A Jean-Léon Gérôme painting that was authenticated after appearing on the BBC show Fake or Fortune sold for £94,500 with fees ($130,000) on Tuesday during Sotheby’s “The Orientalist sale.”
With a presale estimate of £80,000 to £120,000 ($110,000 to $165,000), At Prayer (1858) was the headliner of the online auction, which featured 49 lots. The painting was acquired by Jon Swihart, a Los Angeles-based artist, at a 1999 auction in New York for $6,325.
The work depicting a Muslim prayer was featured in an August episode of Fake or Fortune. When Swihart bought the work in 1999, it was catalogued as from the “Circle Jean-Léon Gérôme,” thought to be a collaborative work by Gerald Ackerman, the late art historian and Gérôme expert.

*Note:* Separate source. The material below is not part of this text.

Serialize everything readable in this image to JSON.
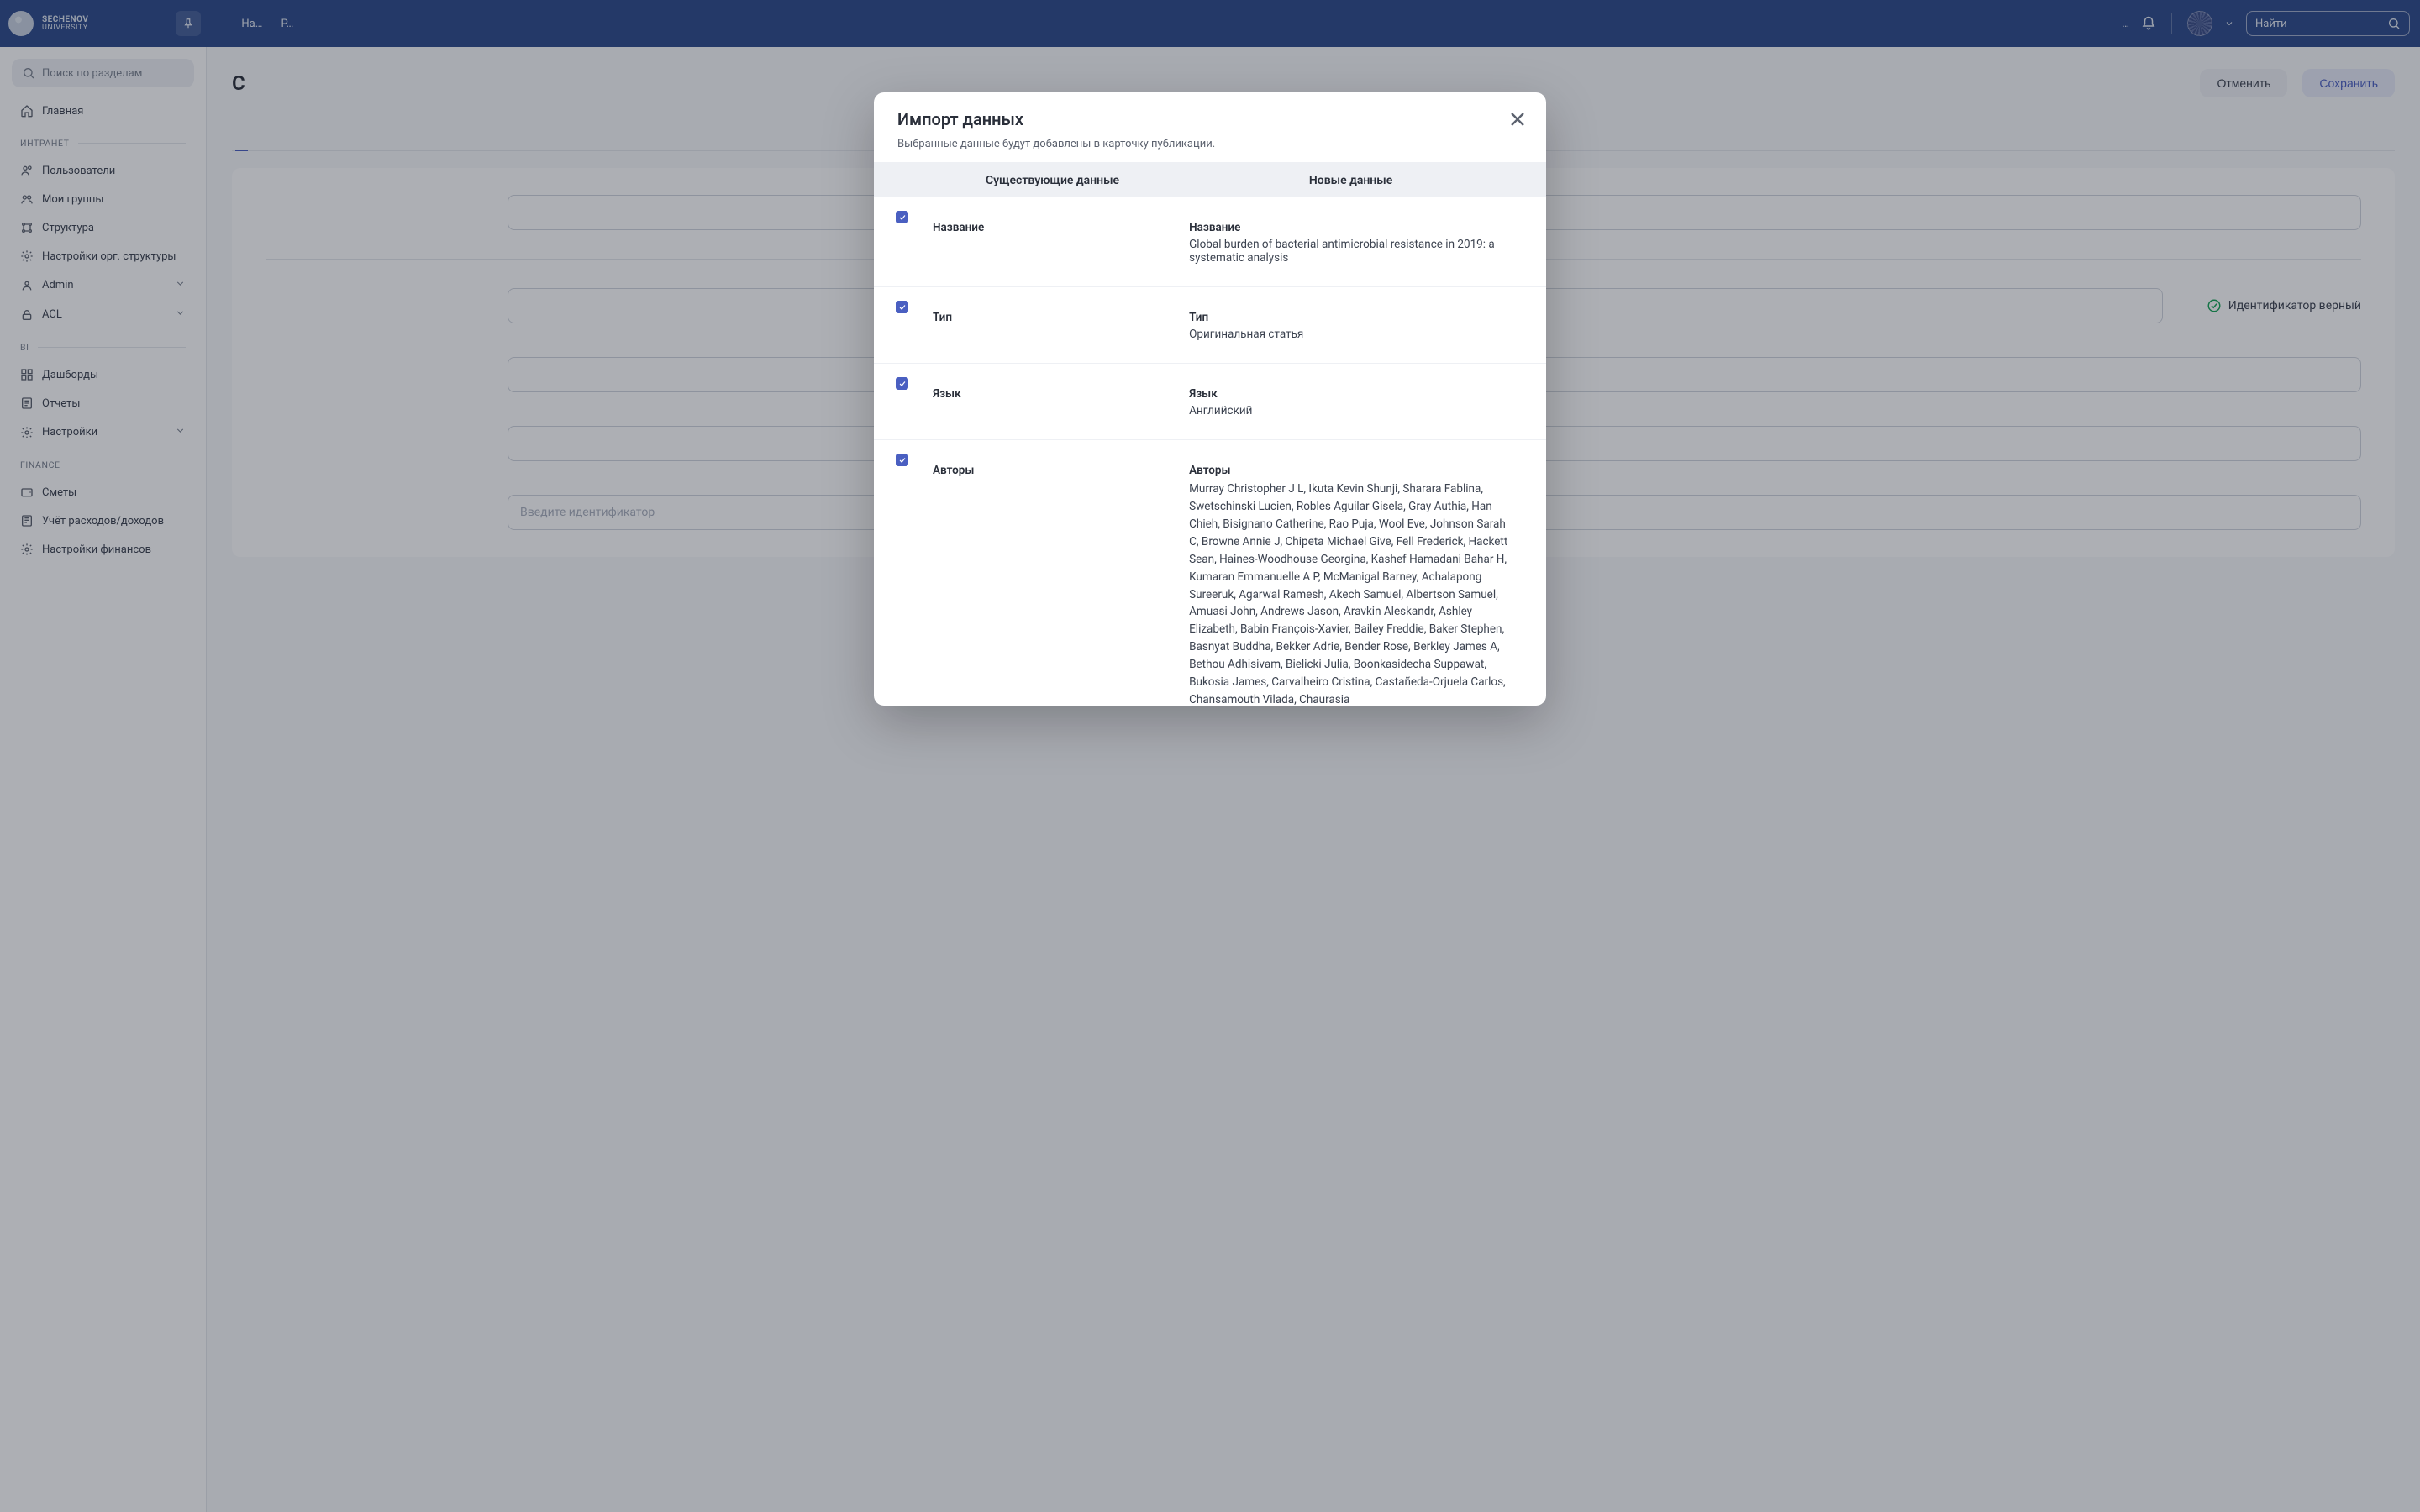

But Swihart felt that the painting was done by the artist himself. The show’s hosts, Philip Mould and Fiona Bruce, then went on a dramatic and elaborate investigative journey that involved having the painting thoroughly examined—even viewed under X-ray and ultraviolet imaging. Eventually the work was reattributed to the 19th-century French artist by art historian Emily Weeks in the show.
The sale also featured another related work by Gérôme. Prayer in the House of the Arnault Chief (1857), which depicts nine men and a boy in prayer, sold for £126,000 ($174,000), within presale expectations.
The sale totaled more than £2.7 million ($3.77 million) against the presale expectation at £1.85 million ($2.6 million). While the main interest in the Orientalist sale came from buyers in the Middle East and the wider Islamic world, there was no lack of evidence demonstrating Asia’s buying power.
Asian buyers have been bidding heavily at global auctions, making a significant contributions to auction sales worldwide in Western art categories, from Old Masters to post-war and contemporary art.
But an increase in biddings from Asia has also been observed in categories that are considered traditionally less appealing to Asian buyers. At Tuesday’s Orientalist sale, Asian spend made up 30 percent of the total aggregate spend at the sale, according to Sotheby’s. At Prayer, however, was acquired by an institution in the Gulf, the auction house said.